Ему почудилось, что при взгляде на него ее глаза засияли, но он сохранил официальный тон незнакомого человека.
— Добрый день, мисс Пембери, — сказал он. — Я представляю «Еженедельного книголюба». Насколько я понимаю, мой редактор просил вас об интервью, и вы любезно согласились рассказать нам кое-что о своих целях и своем творчестве, столь интересующих наших читателей.
Она закусила губу.
— Прошу вас, садитесь, мистер…
— Муллинер, — сказал Эгберт.
— Мистер Муллинер, — сказала Эванджелина. — Пожалуйста, садитесь. Да, я буду рада рассказать вам все, что вас интересует.
Эгберт сел.
— Вы любите собак, мисс Пембери? — спросил он.
— Обожаю, — сказала Эванджелина.
— Мне бы хотелось чуть позднее, — сказал Эгберт, — если вы не возражаете, сфотографировать, как вы ласкаете собаку. Наши читатели очень ценят такие трогательные проявления человеческих чувств. Вы меня понимаете?
— О, вполне, — сказала Эванджелина. — Я пошлю за какой-нибудь собакой. Я люблю собак… и цветы.
— Без сомнения, истинно счастливой вы чувствуете себя среди ваших цветов?
— В целом да.
— Вам иногда мнится, что это души детишек, умерших в полноте своей невинности?
— Очень часто.
— А теперь, — сказал Эгберт, лизнув кончик своего карандаша, — не коснетесь ли вы немного своих идеалов? Как там ваши идеалы?
Эванджелина замялась.
— О, прекрасно себя чувствуют, — сказала она.
— Ваш роман, — сказал Эгберт, — называют среди величайших инструментов нашей эпохи, способствующих возвышению духа. Каково ваше мнение?
— О да.
— Разумеется, есть романы и романы.
— О да.
— Вы обдумываете преемника «Разошедшимся путям»?
— О да.
— Будет нескромным спросить, мисс Пембери, как далеко вы продвинулись в создании этого нового произведения?

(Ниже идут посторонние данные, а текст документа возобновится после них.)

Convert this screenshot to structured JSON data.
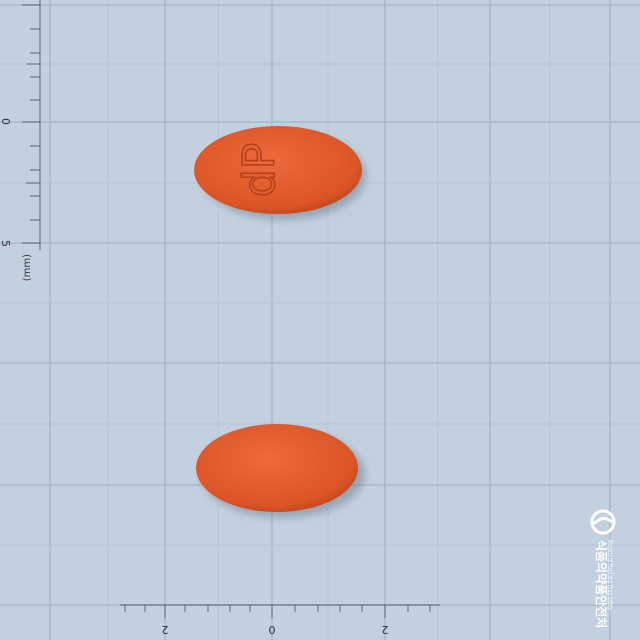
{
  "ruler": {
    "unit": "(mm)",
    "left_labels": [
      "0",
      "5"
    ],
    "bottom_labels": [
      "2",
      "0",
      "2"
    ]
  },
  "pill": {
    "imprint": "dP"
  },
  "watermark": {
    "korean": "식품의약품안전처",
    "english": "Ministry of Food and Drug Safety"
  }
}
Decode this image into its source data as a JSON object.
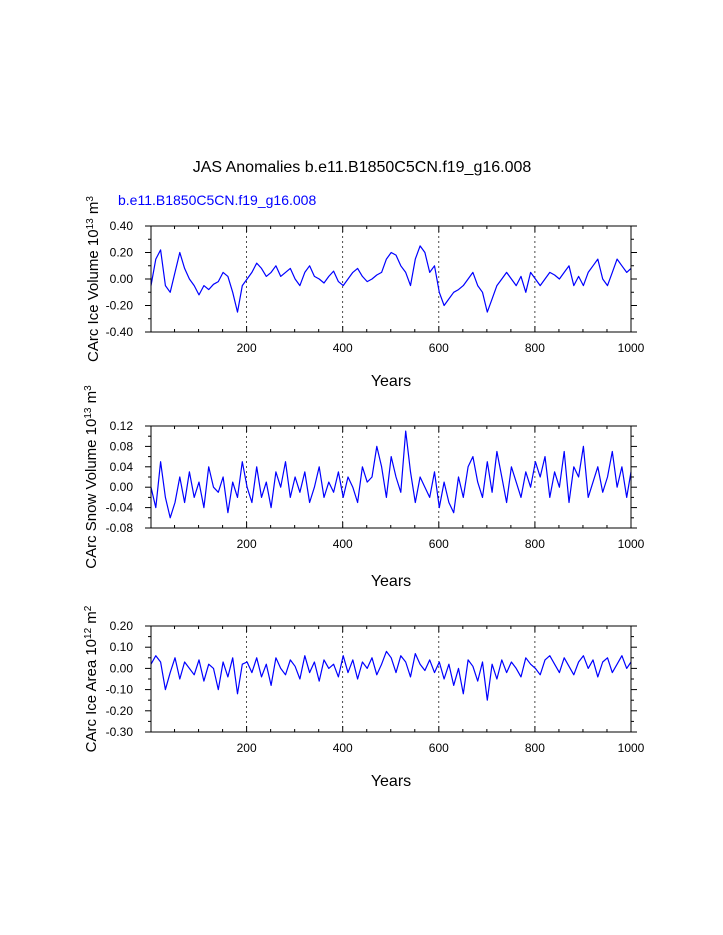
{
  "title": "JAS Anomalies b.e11.B1850C5CN.f19_g16.008",
  "case_label": "b.e11.B1850C5CN.f19_g16.008",
  "colors": {
    "series": "#0000ff",
    "axis": "#000000",
    "grid": "#000000"
  },
  "chart_data": [
    {
      "type": "line",
      "ylabel": "CArc Ice Volume 10^13 m^3",
      "xlabel": "Years",
      "xlim": [
        1,
        1000
      ],
      "ylim": [
        -0.4,
        0.4
      ],
      "xticks": [
        200,
        400,
        600,
        800,
        1000
      ],
      "yticks": [
        0.4,
        0.2,
        0.0,
        -0.2,
        -0.4
      ],
      "ytick_labels": [
        "0.40",
        "0.20",
        "0.00",
        "-0.20",
        "-0.40"
      ],
      "grid_x": [
        200,
        400,
        600,
        800
      ],
      "series": [
        {
          "name": "Ice Volume",
          "x_step": 10,
          "values": [
            -0.05,
            0.15,
            0.22,
            -0.05,
            -0.1,
            0.05,
            0.2,
            0.08,
            0.0,
            -0.05,
            -0.12,
            -0.05,
            -0.08,
            -0.04,
            -0.02,
            0.05,
            0.02,
            -0.1,
            -0.25,
            -0.05,
            0.0,
            0.05,
            0.12,
            0.08,
            0.02,
            0.05,
            0.1,
            0.02,
            0.05,
            0.08,
            0.0,
            -0.05,
            0.05,
            0.1,
            0.02,
            0.0,
            -0.03,
            0.02,
            0.06,
            -0.02,
            -0.05,
            0.0,
            0.05,
            0.08,
            0.02,
            -0.02,
            0.0,
            0.03,
            0.05,
            0.15,
            0.2,
            0.18,
            0.1,
            0.05,
            -0.05,
            0.15,
            0.25,
            0.2,
            0.05,
            0.1,
            -0.1,
            -0.2,
            -0.15,
            -0.1,
            -0.08,
            -0.05,
            0.0,
            0.05,
            -0.05,
            -0.1,
            -0.25,
            -0.15,
            -0.05,
            0.0,
            0.05,
            0.0,
            -0.05,
            0.02,
            -0.1,
            0.05,
            0.0,
            -0.05,
            0.0,
            0.05,
            0.03,
            0.0,
            0.05,
            0.1,
            -0.05,
            0.02,
            -0.05,
            0.05,
            0.1,
            0.15,
            0.0,
            -0.05,
            0.05,
            0.15,
            0.1,
            0.05,
            0.08
          ]
        }
      ]
    },
    {
      "type": "line",
      "ylabel": "CArc Snow Volume 10^13 m^3",
      "xlabel": "Years",
      "xlim": [
        1,
        1000
      ],
      "ylim": [
        -0.08,
        0.12
      ],
      "xticks": [
        200,
        400,
        600,
        800,
        1000
      ],
      "yticks": [
        0.12,
        0.08,
        0.04,
        0.0,
        -0.04,
        -0.08
      ],
      "ytick_labels": [
        "0.12",
        "0.08",
        "0.04",
        "0.00",
        "-0.04",
        "-0.08"
      ],
      "grid_x": [
        200,
        400,
        600,
        800
      ],
      "series": [
        {
          "name": "Snow Volume",
          "x_step": 10,
          "values": [
            0.0,
            -0.04,
            0.05,
            -0.02,
            -0.06,
            -0.03,
            0.02,
            -0.03,
            0.03,
            -0.02,
            0.01,
            -0.04,
            0.04,
            0.0,
            -0.01,
            0.02,
            -0.05,
            0.01,
            -0.02,
            0.05,
            0.0,
            -0.03,
            0.04,
            -0.02,
            0.01,
            -0.04,
            0.03,
            0.0,
            0.05,
            -0.02,
            0.02,
            -0.01,
            0.03,
            -0.03,
            0.0,
            0.04,
            -0.02,
            0.01,
            -0.01,
            0.03,
            -0.02,
            0.02,
            0.0,
            -0.03,
            0.04,
            0.01,
            0.02,
            0.08,
            0.04,
            -0.02,
            0.06,
            0.02,
            -0.01,
            0.11,
            0.03,
            -0.03,
            0.02,
            0.0,
            -0.02,
            0.03,
            -0.04,
            0.01,
            -0.03,
            -0.05,
            0.02,
            -0.02,
            0.04,
            0.06,
            0.01,
            -0.02,
            0.05,
            -0.01,
            0.07,
            0.02,
            -0.03,
            0.04,
            0.01,
            -0.02,
            0.03,
            0.0,
            0.05,
            0.02,
            0.06,
            -0.02,
            0.03,
            0.0,
            0.07,
            -0.03,
            0.04,
            0.02,
            0.08,
            -0.02,
            0.01,
            0.04,
            -0.01,
            0.02,
            0.07,
            0.0,
            0.04,
            -0.02,
            0.03
          ]
        }
      ]
    },
    {
      "type": "line",
      "ylabel": "CArc Ice Area 10^12 m^2",
      "xlabel": "Years",
      "xlim": [
        1,
        1000
      ],
      "ylim": [
        -0.3,
        0.2
      ],
      "xticks": [
        200,
        400,
        600,
        800,
        1000
      ],
      "yticks": [
        0.2,
        0.1,
        0.0,
        -0.1,
        -0.2,
        -0.3
      ],
      "ytick_labels": [
        "0.20",
        "0.10",
        "0.00",
        "-0.10",
        "-0.20",
        "-0.30"
      ],
      "grid_x": [
        200,
        400,
        600,
        800
      ],
      "series": [
        {
          "name": "Ice Area",
          "x_step": 10,
          "values": [
            0.02,
            0.06,
            0.03,
            -0.1,
            -0.02,
            0.05,
            -0.05,
            0.03,
            0.0,
            -0.03,
            0.04,
            -0.06,
            0.02,
            0.0,
            -0.1,
            0.03,
            -0.04,
            0.05,
            -0.12,
            0.02,
            0.03,
            -0.02,
            0.05,
            -0.04,
            0.02,
            -0.08,
            0.05,
            0.0,
            -0.03,
            0.04,
            0.01,
            -0.05,
            0.06,
            -0.02,
            0.03,
            -0.06,
            0.04,
            0.0,
            0.02,
            -0.04,
            0.06,
            -0.02,
            0.04,
            -0.05,
            0.03,
            0.0,
            0.05,
            -0.03,
            0.02,
            0.08,
            0.05,
            -0.02,
            0.06,
            0.03,
            -0.04,
            0.07,
            0.02,
            -0.01,
            0.04,
            -0.02,
            0.03,
            -0.05,
            0.02,
            -0.08,
            0.0,
            -0.12,
            0.04,
            0.01,
            -0.06,
            0.03,
            -0.15,
            0.02,
            -0.05,
            0.04,
            -0.02,
            0.03,
            0.0,
            -0.04,
            0.05,
            0.02,
            0.0,
            -0.03,
            0.04,
            0.06,
            0.02,
            -0.02,
            0.05,
            0.01,
            -0.03,
            0.03,
            0.06,
            0.0,
            0.04,
            -0.04,
            0.03,
            0.05,
            -0.02,
            0.02,
            0.06,
            0.0,
            0.03
          ]
        }
      ]
    }
  ]
}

— Ах, Эгберт! — сказала Эванджелина.
Есть речи, перед которыми самолюбие тает, будто лед в августе, обида забывается и исстрадавшееся сердце переполняется нежностью, будто рухнула плотина. Из этих речей «Ах, Эгберт!», тем более в сопровождении слез, особенно проникновенна. «Ах, Эгберт!» Эванджелины сопровождалось Ниагарой слез. Она кинулась на диван и теперь грызла уголок подушки в горестном исступлении. Она судорожно сглатывала, точно бульдог, схвативший кусок ростбифа. И во мгновение ока железная сдержанность Эгберта рухнула, словно ей сделали подсечку. Он метнулся к дивану. Он сжал ее руку. Он погладил ее волосы. Он обнял ее за талию. Он похлопал ее по плечу. Он помассировал ей спину.
— Эванджелина!
— Ах, Эгберт!
Единственной ложкой дегтя в бочке счастья Эгберта Муллинера, когда, стоя рядом с ней на коленях, он бормотал слова утешения, было угрюмое убеждение, что Эванджелина непременно позаимствует все происходящее вместе с диалогом для своего следующего романа. И по этой причине, когда ему удавалось опомниться, он начинал подвергать свои фразы цензуре.
Впрочем, затем в увлечении он забыл про всякую осторожность. Эванджелина цеплялась за него, жалобно шептала его имя. К тому времени, когда он умолк, он выдал около двух тысяч слов, каждое из которых заставило бы Мейнпрайса и Пибоди визжать от радости.